Arvalis estime à 70 € le coût supplémentaire par hectare en grandes cultures cultivées sans cette molécule. Soit une enveloppe de un milliard d'euros par an pour l'agriculture française. Un chiffre qui englobe le besoin supplémentaire en matériel, en main d'œuvre, en fioul, en désherbage sélectif, voire une perte de rendement pour certaines cultures.

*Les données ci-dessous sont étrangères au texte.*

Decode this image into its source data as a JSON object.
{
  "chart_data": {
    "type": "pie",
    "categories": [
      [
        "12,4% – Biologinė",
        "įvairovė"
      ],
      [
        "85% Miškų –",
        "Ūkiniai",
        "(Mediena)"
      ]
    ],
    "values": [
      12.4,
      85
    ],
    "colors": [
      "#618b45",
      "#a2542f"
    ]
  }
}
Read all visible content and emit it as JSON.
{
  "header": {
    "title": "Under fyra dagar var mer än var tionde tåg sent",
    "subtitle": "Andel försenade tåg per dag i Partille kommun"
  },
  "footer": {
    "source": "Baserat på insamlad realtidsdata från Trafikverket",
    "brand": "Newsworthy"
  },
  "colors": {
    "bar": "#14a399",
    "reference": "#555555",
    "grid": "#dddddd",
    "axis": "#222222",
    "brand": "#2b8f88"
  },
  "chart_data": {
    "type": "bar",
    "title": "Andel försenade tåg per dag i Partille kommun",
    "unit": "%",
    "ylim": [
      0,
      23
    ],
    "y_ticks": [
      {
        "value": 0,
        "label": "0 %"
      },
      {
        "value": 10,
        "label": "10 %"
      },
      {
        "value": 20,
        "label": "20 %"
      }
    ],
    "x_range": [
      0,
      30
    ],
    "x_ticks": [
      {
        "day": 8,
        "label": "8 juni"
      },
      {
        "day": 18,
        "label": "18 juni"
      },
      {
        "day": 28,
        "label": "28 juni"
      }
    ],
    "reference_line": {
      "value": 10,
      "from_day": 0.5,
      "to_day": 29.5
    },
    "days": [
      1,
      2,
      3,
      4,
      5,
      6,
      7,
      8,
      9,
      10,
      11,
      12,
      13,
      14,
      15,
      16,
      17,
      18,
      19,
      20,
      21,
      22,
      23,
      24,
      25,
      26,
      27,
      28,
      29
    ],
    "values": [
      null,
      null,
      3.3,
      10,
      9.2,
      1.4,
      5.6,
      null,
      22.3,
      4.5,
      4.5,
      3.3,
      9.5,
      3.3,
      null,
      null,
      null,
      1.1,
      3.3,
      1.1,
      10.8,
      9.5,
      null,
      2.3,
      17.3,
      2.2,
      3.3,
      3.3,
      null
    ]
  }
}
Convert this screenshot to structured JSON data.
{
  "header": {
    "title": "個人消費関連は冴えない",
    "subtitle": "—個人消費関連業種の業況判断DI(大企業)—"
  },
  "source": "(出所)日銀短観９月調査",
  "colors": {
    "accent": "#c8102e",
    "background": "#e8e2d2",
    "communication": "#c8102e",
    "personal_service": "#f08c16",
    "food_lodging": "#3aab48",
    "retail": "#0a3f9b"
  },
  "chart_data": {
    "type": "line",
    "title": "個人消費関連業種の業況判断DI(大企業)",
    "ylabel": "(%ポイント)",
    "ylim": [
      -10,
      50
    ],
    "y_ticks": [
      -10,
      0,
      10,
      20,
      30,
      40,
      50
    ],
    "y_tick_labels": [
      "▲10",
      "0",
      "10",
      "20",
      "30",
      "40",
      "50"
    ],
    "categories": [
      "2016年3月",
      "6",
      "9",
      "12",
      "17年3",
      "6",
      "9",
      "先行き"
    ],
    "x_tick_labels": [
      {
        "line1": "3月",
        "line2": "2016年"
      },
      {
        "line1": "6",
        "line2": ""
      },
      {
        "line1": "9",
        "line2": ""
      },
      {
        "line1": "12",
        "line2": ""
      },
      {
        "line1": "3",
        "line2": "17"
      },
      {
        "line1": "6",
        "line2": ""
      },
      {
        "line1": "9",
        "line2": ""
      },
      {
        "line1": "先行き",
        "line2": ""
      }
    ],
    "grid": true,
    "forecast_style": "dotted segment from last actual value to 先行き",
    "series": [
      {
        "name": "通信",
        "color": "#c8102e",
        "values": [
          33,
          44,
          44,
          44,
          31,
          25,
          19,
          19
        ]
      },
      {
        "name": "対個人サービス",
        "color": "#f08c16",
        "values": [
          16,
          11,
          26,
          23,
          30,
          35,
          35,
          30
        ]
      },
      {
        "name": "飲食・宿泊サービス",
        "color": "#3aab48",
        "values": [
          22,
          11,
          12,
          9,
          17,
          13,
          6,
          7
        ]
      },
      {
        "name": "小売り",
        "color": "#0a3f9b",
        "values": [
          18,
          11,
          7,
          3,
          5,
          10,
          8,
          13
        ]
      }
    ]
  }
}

Les deux ministres de l'Agriculture et de l'Environnement, ont sollicité les instituts techniques pour trouver de nouvelles solutions. Mais comme l'explique Christiane Lambert, présidente de la FNSEA, « le P.d.-g. de l'Inra m'a assuré qu'il était impossible de commercialiser une alternative efficace dans les cinq ans. » Même son de cloche du côté de la chambre d'agriculture d'Occitanie. « Il faudrait environ sept ans pour assurer une bonne transition des systèmes de production », explique Pierre Goulard, responsable de l'équipe agronomie-environnement . Utilisé en intercultures, le glyphosate est devenu un allié de l'agriculture de conservation.


Et du côté des firmes ?

Mais alors, que font les firmes ? « Ce n'est pas faute d'avoir cherché, et dépensé des centaines de millions d'euros, mais les solutions que l'on a pu trouver sont nettement moins efficaces », confiait Franck Garnier, président de Bayer France, lors de l'inauguration de l'Innovation center Bayer à Lyon, le 17 novembre. Pour lui, plutôt que d'interdire, il prône « la montée en puissance des micro-applications, sur des bouts de parcelles, chirurgicales… » Il pense ainsi possible de réduire les doses actuelles d'un facteur 10 ou 20 ! En attendant, l'ensemble de la filière s'inquiète de la possible distorsion de concurrence qui pourrait se jouer à l'échelle européenne, si nos voisins avaient le droit d'utiliser cet herbicide plus longtemps que les agriculteurs français. Autre challenge pour les mois à venir, expliquer au grand public - logiquement inquiet pour sa santé - qu'il n'est pas si facile de se passer de cette molécule emblématique.